How to run
- Installation dependency
pip install keras pip install pygame pip install scikit-image pip install h5py
The author uses theano training. The trained model file can only be called by using theano as the backend of Keras in the configuration file ~ / Keras/keras. Confirm / modify the backend to theano in JSON (if tensorflow [another optional backend of Keras] is not installed), and the configuration file style is shown in the supplement to the convolution neural network section below.
To use theano, we also need to install OpenBLAS . Directly download the source code and unzip it, cd it into the directory, and then
sudo apt-get install gfortran make FC=gfortran sudo make PREFIX=/usr/local install
- Download the source code and run it
git clone https://github.com/yanpanlau/Keras-FlappyBird.git cd Keras-FlappyBird python qlearn.py -m "Run"
Game / wrapped in my download directory\_ flappy\_ bird. Py file, line 144, fpslock There is a problem with the indentation at the tick (FPS) statement. Delete the existing indentation and type 8 spaces. If there is no problem, don't worry.
- vmware virtual machine Ubuntu 16 04 + Python 3 + only use CPU+theano to run:
- If you want to retrain the neural network, delete the model H5 file and then run the command qlearn py -m "Train".
Source code analysis
- Game input and return images
import wrapped_flappy_bird as game x_t1_colored, r_t, terminal = game_state.frame_step(a_t)
Directly use the flappybird python version of the interface.
Enter a\_t ((1,0) means no jump, (0,1) means jump).
The return value is the next frame image x\_t1\_colored and reward (+ 0.1 for survival, + 1 for passing through the pipeline, and - 1 for death). The reward is controlled at [- 1, + 1] to improve stability. terminal is a Boolean value indicating whether the game is over.
Reward function in game/wrapped_flappy_bird.py
def frame_step(self, input_actions) method.

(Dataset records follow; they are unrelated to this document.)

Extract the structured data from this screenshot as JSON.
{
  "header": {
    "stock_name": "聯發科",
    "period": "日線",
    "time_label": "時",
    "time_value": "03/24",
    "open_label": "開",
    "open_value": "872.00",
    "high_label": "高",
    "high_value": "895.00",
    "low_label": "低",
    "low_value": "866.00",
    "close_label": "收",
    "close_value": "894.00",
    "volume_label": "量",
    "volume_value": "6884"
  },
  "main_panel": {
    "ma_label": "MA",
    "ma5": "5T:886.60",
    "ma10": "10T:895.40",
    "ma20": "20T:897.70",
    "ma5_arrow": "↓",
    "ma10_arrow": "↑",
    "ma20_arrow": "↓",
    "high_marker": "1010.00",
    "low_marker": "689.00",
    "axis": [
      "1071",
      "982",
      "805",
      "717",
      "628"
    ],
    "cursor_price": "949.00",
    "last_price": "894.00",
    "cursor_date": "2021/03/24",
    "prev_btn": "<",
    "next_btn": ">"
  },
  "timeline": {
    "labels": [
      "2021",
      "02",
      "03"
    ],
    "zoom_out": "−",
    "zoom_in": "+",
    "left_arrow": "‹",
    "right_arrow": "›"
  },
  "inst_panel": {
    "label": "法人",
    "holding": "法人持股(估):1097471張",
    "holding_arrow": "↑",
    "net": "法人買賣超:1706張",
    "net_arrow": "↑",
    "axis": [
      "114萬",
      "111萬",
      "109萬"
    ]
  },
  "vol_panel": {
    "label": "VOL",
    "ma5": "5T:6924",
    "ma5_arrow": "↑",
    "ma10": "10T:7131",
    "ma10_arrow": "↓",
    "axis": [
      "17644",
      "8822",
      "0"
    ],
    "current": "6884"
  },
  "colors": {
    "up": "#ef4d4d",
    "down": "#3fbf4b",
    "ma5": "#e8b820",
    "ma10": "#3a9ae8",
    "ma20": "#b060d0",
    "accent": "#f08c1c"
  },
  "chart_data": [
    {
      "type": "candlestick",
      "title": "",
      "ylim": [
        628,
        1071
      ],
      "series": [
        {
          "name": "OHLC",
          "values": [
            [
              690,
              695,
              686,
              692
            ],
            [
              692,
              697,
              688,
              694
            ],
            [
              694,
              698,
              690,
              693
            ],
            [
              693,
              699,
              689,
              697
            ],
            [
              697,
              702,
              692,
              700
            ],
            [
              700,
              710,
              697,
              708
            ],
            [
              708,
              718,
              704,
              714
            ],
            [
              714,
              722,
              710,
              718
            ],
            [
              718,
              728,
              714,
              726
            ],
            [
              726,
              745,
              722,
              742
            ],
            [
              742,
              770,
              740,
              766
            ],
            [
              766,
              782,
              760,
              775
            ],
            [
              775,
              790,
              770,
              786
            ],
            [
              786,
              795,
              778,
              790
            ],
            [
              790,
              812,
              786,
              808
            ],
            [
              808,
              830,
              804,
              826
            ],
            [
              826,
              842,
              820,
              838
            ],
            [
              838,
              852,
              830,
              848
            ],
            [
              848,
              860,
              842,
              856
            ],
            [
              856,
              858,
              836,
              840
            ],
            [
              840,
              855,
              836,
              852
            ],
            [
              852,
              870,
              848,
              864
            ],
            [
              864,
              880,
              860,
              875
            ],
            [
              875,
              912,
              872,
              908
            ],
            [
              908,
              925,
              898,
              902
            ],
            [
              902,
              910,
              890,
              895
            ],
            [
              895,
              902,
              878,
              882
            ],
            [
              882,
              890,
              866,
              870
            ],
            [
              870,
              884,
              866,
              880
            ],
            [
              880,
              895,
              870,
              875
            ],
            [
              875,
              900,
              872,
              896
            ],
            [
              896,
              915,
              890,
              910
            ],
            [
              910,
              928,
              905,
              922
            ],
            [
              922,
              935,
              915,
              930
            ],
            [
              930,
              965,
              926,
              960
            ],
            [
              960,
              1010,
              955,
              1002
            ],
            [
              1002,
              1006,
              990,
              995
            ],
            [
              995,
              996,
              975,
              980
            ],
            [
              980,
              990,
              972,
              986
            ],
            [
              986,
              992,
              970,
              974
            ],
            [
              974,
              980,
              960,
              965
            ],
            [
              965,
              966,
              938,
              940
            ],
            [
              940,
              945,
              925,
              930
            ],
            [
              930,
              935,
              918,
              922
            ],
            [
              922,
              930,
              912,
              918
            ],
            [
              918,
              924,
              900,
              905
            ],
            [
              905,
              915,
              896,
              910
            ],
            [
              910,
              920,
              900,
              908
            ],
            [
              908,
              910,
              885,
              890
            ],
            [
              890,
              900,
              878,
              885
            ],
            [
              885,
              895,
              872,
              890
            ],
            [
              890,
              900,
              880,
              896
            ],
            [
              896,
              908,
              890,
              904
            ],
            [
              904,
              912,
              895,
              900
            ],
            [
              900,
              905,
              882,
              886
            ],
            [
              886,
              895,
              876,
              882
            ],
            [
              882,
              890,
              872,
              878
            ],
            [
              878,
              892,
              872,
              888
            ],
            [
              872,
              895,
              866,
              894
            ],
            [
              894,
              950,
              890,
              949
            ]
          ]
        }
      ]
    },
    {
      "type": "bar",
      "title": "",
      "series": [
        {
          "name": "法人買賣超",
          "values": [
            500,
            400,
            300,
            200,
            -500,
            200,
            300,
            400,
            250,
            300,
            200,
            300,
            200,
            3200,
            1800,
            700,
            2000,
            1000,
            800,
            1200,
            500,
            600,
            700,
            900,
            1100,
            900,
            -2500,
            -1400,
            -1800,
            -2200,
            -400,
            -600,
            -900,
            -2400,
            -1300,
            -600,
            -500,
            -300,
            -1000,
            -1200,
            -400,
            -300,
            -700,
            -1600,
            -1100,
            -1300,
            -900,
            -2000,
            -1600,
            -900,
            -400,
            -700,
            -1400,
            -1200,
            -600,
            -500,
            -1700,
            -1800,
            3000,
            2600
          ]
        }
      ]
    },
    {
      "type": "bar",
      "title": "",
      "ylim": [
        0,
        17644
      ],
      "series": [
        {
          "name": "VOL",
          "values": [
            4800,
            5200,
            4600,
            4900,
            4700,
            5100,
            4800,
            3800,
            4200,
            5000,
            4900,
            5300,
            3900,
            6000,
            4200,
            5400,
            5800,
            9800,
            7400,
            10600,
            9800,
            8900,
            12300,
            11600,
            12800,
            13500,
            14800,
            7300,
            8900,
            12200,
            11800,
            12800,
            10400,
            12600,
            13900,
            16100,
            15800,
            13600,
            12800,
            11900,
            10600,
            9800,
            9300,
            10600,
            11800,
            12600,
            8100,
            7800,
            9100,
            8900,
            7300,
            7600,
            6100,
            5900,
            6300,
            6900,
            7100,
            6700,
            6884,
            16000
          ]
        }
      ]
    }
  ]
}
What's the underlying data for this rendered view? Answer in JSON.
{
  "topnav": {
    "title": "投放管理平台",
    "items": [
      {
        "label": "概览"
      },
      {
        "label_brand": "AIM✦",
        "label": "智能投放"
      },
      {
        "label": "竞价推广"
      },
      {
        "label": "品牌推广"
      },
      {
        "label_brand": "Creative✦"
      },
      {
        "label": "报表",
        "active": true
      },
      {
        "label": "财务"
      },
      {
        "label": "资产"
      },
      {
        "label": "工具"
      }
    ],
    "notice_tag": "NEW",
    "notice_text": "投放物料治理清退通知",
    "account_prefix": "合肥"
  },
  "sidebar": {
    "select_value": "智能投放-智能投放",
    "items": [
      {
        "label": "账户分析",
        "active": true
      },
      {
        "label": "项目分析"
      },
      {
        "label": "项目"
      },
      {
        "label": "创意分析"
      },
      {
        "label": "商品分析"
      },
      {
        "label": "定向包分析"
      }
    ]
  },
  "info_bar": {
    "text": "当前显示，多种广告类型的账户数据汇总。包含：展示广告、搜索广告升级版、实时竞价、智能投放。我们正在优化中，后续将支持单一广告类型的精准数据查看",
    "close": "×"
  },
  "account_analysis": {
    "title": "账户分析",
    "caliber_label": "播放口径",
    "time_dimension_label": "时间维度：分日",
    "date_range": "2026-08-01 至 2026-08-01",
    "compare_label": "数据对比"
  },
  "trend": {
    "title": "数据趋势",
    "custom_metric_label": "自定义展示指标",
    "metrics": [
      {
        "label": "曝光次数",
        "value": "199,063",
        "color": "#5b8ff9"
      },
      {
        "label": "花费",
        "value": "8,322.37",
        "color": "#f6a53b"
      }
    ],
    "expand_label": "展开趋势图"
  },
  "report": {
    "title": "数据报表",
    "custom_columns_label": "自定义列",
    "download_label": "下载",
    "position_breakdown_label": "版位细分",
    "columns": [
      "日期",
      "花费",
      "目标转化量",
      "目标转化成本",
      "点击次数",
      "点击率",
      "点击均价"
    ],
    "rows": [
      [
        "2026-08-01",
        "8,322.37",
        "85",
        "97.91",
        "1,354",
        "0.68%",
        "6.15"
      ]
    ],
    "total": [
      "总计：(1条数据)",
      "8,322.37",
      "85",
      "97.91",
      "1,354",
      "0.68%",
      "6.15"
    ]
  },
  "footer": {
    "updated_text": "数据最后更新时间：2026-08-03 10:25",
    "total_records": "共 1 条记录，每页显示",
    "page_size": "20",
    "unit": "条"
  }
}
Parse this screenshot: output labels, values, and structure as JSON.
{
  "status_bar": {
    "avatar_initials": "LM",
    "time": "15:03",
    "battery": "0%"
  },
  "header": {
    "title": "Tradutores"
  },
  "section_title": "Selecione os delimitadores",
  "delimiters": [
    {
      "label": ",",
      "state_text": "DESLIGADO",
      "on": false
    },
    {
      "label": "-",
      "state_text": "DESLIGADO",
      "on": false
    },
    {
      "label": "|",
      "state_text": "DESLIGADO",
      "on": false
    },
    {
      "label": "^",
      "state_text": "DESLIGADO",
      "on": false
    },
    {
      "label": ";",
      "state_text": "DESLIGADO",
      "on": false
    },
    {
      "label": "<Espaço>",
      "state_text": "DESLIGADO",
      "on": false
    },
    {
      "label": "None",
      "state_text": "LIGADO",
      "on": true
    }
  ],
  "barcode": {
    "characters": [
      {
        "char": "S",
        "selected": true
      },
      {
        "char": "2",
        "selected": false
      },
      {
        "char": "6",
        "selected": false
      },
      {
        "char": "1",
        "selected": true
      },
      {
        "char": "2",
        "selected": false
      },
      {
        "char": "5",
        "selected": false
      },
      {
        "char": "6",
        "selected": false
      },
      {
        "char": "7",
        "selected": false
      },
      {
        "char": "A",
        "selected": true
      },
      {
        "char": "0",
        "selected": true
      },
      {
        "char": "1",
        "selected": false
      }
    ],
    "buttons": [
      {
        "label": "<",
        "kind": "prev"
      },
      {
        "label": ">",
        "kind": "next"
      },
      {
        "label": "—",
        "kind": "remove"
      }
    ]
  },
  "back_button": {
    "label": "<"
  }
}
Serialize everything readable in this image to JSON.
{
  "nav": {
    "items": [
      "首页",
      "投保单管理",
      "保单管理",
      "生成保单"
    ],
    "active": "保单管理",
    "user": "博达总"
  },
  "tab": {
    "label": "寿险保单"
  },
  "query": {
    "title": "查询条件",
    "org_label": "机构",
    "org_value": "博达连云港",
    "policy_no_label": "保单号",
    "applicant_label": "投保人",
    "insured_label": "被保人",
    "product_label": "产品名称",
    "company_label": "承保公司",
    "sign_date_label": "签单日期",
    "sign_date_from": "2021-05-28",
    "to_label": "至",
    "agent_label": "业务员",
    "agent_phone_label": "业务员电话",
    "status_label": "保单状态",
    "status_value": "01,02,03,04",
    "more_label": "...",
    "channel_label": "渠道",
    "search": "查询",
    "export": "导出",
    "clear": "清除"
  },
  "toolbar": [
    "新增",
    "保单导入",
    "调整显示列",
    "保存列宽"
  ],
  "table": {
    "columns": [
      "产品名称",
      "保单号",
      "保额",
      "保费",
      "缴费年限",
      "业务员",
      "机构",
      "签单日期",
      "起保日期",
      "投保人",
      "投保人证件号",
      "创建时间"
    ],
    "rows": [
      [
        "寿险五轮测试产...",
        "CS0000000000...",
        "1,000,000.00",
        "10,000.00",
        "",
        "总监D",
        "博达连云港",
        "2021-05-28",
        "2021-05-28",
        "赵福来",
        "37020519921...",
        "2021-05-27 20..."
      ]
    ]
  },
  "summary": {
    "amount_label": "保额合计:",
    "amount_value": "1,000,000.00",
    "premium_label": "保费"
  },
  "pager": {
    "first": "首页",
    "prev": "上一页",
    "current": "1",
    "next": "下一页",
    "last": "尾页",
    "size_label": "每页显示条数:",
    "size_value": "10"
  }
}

Why directly input the game image for processing? I didn't turn the corner at first, In fact, the image contains all the information (sound information is only an aid in most games and does not affect the game), and people also accept the input image information when playing the game, and then decide to output the corresponding operation instructions. This is actually simulating the human feedback process, describing this process as a nonlinear function, which we will use convolution neural network to express, generally convolution real The image feature is extracted, and the neural network realizes the conversion from feature to operation instruction.
- Image preprocessing
essential factor: 1. Convert picture to gray scale 2. Crop picture size to 80 x80 pixel 3. Four frames are stacked each time and fed into the neural network together. It is equivalent to entering one at a time'Four channels'Image of. (Why stack 4 frames together? This is a method to enable the model to infer the speed information of the bird.)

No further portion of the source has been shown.